In conclusion, vLLM and AIBrix together represent a powerful stack for running generative AI in Kubernetes environments. vLLM gives you a blazing-fast inference core with wide model support, and AIBrix adds the layers needed for scalability, reliability, and manageability in production (Introducing AIBrix: A Scalable, Cost-Effective Control Plane for vLLM | vLLM Blog) (Introducing AIBrix: A Scalable, Cost-Effective Control Plane for vLLM | vLLM Blog). Engineers can start with vLLM to serve a model in minutes on a single node, and later introduce AIBrix when they need to scale out or manage multiple models on a cluster. Both projects are active and open-source (GitHub: vllm-project/vllm and vllm-project/aibrix), with growing communities. For organizations that prioritize data privacy or custom model usage, this open-stack is an attractive alternative to hosted APIs – offering performance close to state-of-the-art (thanks to optimizations like PagedAttention) and the deep control that comes with Kubernetes. As the ecosystem evolves, we expect to see more case studies of vLLM and AIBrix powering everything from enterprise chatbots to cutting-edge research applications, cementing their place in the MLOps toolkit for generative AI.

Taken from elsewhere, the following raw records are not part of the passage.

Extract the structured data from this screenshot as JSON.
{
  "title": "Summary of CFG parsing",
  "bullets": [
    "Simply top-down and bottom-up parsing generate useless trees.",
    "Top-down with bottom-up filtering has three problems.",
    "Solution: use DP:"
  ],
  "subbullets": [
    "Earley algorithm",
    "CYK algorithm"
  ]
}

Sources: vLLM Documentation and GitHub (Welcome to vLLM — vLLM) (Welcome to vLLM — vLLM); AIBrix Documentation and Blog (Introducing AIBrix: A Scalable, Cost-Effective Control Plane for vLLM | vLLM Blog) (Introducing AIBrix: A Scalable, Cost-Effective Control Plane for vLLM | vLLM Blog); Community discussions and articles (is vllm is most recommended llm inference tool : r/LocalLLaMA) (AIBrix Brings Scalable and Cost-Efficient LLM Inference to Kubernetes - CTOL Digital Solutions).